Audience: senior+ engineers, tech leads, architects shaping a domain model. Goal: turn recurring parameter groups into first-class Value Objects (VOs) inside a Domain-Driven Design (DDD) tactical model, and enforce that decision through automated detection and architectural tests.

At the professional level, "data clumps" stops being a Fowler-style smell entry and becomes a modeling failure. Three primitives traveling together for the third time is the system telling you that a concept in the business domain is missing from the type system. Refactoring is no longer just "extract class" — it is upgrading anemic primitive trios into invariant-protecting, immutable, behavior-bearing VOs.


1. From Data Clumps to DDD Value Objects

Fowler, Refactoring (2nd ed., 2018), chapter 3, defines data clumps as groups of data items that "hang around together" and recommends Extract Class, Introduce Parameter Object, and Preserve Whole Object. DDD (Evans, 2003; Vernon, 2013) sharpens this guidance: a clump that has its own identity is an Entity; a clump defined entirely by its attributes is a Value Object.
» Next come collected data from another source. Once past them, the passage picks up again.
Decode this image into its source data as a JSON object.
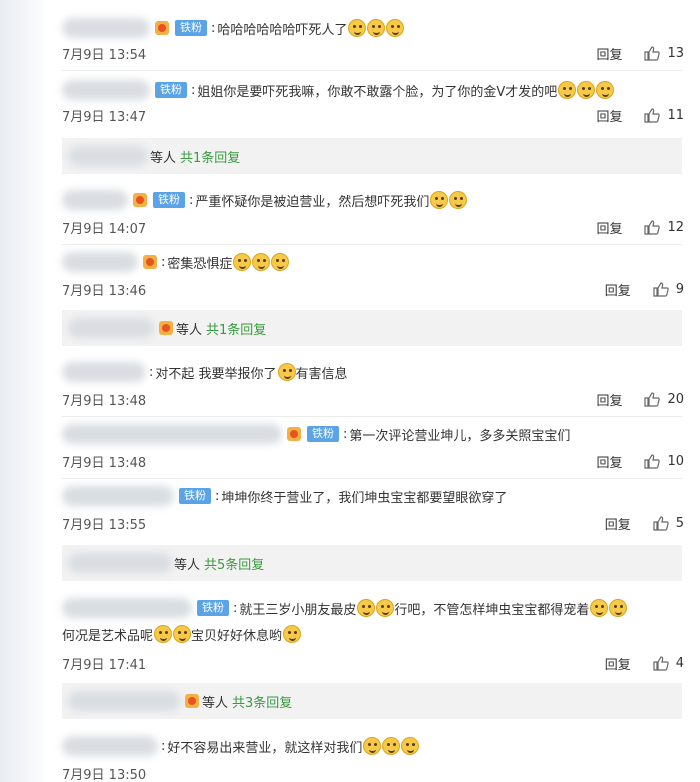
{
  "comments": [
    {
      "name_blur": true,
      "badge": "铁粉",
      "text": "哈哈哈哈哈哈吓死人了",
      "emoji_count": 3,
      "time": "7月9日 13:54",
      "reply": "回复",
      "likes": "13"
    },
    {
      "name_blur": true,
      "badge": "铁粉",
      "text": "姐姐你是要吓死我嘛，你敢不敢露个脸，为了你的金V才发的吧",
      "emoji_count": 3,
      "time": "7月9日 13:47",
      "reply": "回复",
      "likes": "11"
    },
    {
      "name_blur": true,
      "badge": "铁粉",
      "text": "严重怀疑你是被迫营业，然后想吓死我们",
      "emoji_count": 2,
      "time": "7月9日 14:07",
      "reply": "回复",
      "likes": "12"
    },
    {
      "name_blur": true,
      "badge": "",
      "text": "密集恐惧症",
      "emoji_count": 3,
      "time": "7月9日 13:46",
      "reply": "回复",
      "likes": "9"
    },
    {
      "name_blur": true,
      "badge": "",
      "text": "对不起 我要举报你了",
      "text2": "有害信息",
      "emoji_count": 1,
      "time": "7月9日 13:48",
      "reply": "回复",
      "likes": "20"
    },
    {
      "name_blur": true,
      "badge": "铁粉",
      "text": "第一次评论营业坤儿，多多关照宝宝们",
      "emoji_count": 0,
      "time": "7月9日 13:48",
      "reply": "回复",
      "likes": "10"
    },
    {
      "name_blur": true,
      "badge": "铁粉",
      "text": "坤坤你终于营业了，我们坤虫宝宝都要望眼欲穿了",
      "emoji_count": 0,
      "time": "7月9日 13:55",
      "reply": "回复",
      "likes": "5"
    },
    {
      "name_blur": true,
      "badge": "铁粉",
      "text": "就王三岁小朋友最皮",
      "text2": "行吧，不管怎样坤虫宝宝都得宠着",
      "line2a": "何况是艺术品呢",
      "line2b": "宝贝好好休息哟",
      "emoji_count": 2,
      "time": "7月9日 17:41",
      "reply": "回复",
      "likes": "4"
    },
    {
      "name_blur": true,
      "badge": "",
      "text": "好不容易出来营业，就这样对我们",
      "emoji_count": 3,
      "time": "7月9日 13:50",
      "reply": "",
      "likes": ""
    }
  ],
  "subreplies": [
    {
      "teng": "等人",
      "count": "共1条回复"
    },
    {
      "teng": "等人",
      "count": "共1条回复"
    },
    {
      "teng": "等人",
      "count": "共5条回复"
    },
    {
      "teng": "等人",
      "count": "共3条回复"
    }
  ],
  "colors": {
    "badge": "#5aa3e6",
    "reply_count": "#3a9a3f",
    "subreply_bg": "#f2f2f2"
  },
  "icons": {
    "like": "thumbs-up-icon",
    "vip": "vip-badge-icon",
    "emoji": "emoji-icon"
  }
}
1.1 When does a clump become a Value Object?

A parameter group (amount, currency) becomes a Money VO when all of the following hold:

  1. The group represents one concept in the ubiquitous language.
  2. Equality is structural — two Money(100, USD) instances are interchangeable.
  3. Invariants exist (e.g., amount >= 0, currency != null).
  4. Behavior naturally attaches (add, subtract, convert, format).
  5. The group is immutable from the business perspective (you replace a Money, you do not "edit" it).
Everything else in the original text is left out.